Vaghi: probabilmente è più un esterno che un centrale, ma ha dovuto giocare in mezzo e l’ha fatto molto bene, provando anche a spingere per dare un mano dopo lo svantaggio. 7

Colombini: non sembra nella condizione della prima parte di stagione. Spesso a disagio nei minuti iniziali, si è poi rinfrancato. C’è da dire che comunque i due gol non sono venuti dalla sua parte. 6

Gianelli: finché ne ha avuta è stato una vera spina nel fianco per la difesa del Toro e nel contempo ha assicurato una copertura importante, della quale ha goduto Ballabio. La sua conclusione che si è stampata sulla parte inferiore della traversa è stata splendida e con più suerte avrebbe cambiato il match. 6/7

Vezzoni: corsa e qualità più che discreta. Ha lottato nel mare del centrocampo e ha dato un contributo importante, prima di venir sostituito per stanchezza. 6/7

Attys: giocatore che non mi ha mai convinto per la lentezza nei primi passi (lanciato invece è più efficace) e soprattutto per l’imprevedibilità (non sempre positiva) delle sue giocate. Dicono che in società ci puntino e forse sulla base della prova di ieri non hanno torto: dipende molto da quali saranno i margini di crescita. Ieri ha lottato, è stato una buona barriera davanti alla difesa e ha cercato di costruire con continuità. 6/7

Burgio: primo tempo da 8, poi ripresa in calo evidente. Sapevo che aveva un problema fisico ma ha dato tutto davvero con personalità e grinta. Sulla progressione non lo prendevano mai e finché ne ha avuta si è reso molto utile anche in fase di contenimento. 7

Rossi: ha fatto tutto quello che poteva e che era lecito attendersi nella situazione venutasi a creare. Non è facile giocare da trequartista con davanti una punta sola. 6,5

Mulattieri: si è dato da fare cercando sempre con tenacia la giocata risolutiva e in un’occasione ci è pure andato vicinissimo, cogliendo la traversa, ma nel complesso non ha fornito quell’apporto aggiuntivo e determinante che era lecito attendersi. 6

Sono subentrati pure Chrysostomou, Del Grosso e Vergani, ma ormai la partita aveva il suo percorso tracciato nessuno dei nuovi ingressi ha avuto la forza per capovolgere una situazione compromessa.

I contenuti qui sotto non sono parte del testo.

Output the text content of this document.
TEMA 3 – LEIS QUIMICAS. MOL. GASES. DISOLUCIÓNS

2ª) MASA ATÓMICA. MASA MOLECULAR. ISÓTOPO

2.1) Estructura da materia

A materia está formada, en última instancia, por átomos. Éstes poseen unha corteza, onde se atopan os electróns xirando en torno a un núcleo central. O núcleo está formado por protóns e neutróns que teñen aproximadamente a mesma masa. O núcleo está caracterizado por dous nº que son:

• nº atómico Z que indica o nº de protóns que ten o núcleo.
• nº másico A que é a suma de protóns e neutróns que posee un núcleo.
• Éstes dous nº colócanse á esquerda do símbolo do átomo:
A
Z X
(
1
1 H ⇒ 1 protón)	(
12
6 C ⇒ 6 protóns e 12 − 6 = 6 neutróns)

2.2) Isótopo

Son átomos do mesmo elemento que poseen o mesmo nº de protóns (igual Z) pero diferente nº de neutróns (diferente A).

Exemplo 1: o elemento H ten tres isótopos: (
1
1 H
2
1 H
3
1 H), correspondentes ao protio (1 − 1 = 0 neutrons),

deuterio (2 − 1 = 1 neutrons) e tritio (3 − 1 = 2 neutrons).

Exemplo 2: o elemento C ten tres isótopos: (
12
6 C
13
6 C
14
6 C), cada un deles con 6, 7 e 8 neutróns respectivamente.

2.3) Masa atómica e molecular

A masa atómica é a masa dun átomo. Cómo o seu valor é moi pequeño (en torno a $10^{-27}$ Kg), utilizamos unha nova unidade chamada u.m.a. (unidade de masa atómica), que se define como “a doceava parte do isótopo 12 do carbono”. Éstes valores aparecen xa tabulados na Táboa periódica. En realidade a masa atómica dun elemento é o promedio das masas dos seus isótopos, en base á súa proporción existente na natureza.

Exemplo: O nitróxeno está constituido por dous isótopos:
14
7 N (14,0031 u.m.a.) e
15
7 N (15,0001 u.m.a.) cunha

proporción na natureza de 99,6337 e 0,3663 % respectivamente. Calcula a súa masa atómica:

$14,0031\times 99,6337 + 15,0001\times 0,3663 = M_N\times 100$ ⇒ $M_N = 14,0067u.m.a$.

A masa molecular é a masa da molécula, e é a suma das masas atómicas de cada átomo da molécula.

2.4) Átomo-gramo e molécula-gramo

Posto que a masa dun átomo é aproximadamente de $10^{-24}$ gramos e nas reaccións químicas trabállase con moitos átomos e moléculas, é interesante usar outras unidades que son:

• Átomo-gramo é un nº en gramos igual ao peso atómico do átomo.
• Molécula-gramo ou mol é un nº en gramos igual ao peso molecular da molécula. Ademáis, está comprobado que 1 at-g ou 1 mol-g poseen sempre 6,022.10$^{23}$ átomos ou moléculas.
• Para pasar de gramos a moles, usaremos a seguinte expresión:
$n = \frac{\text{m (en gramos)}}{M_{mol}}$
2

Mister Corti: ha fatto il possibile, in un’annata davvero difficile (spesso mi è capitato di vedere allenamenti con solo otto o dieci giocatori), segnata da infortuni, da passaggi di categoria, dalla necessità di ricorrere spesso ai 2002.

Ma alla fine il suo lavoro ha pagato, perché se non si è vinto il titolo è riuscito comunque a presentare una squadra degna e competitiva e ha fatto crescere alcuni elementi che potranno giocarsela in Primavera nella prossima stagione. 6,5

Luciano Da Vite

Foto: uno scatto della finale del Campionato Berretti disputata tra i nostri Under 18 e i pari età del Torino. La finale è finita 2-0 per i granata (fonte Prima Notizia 24).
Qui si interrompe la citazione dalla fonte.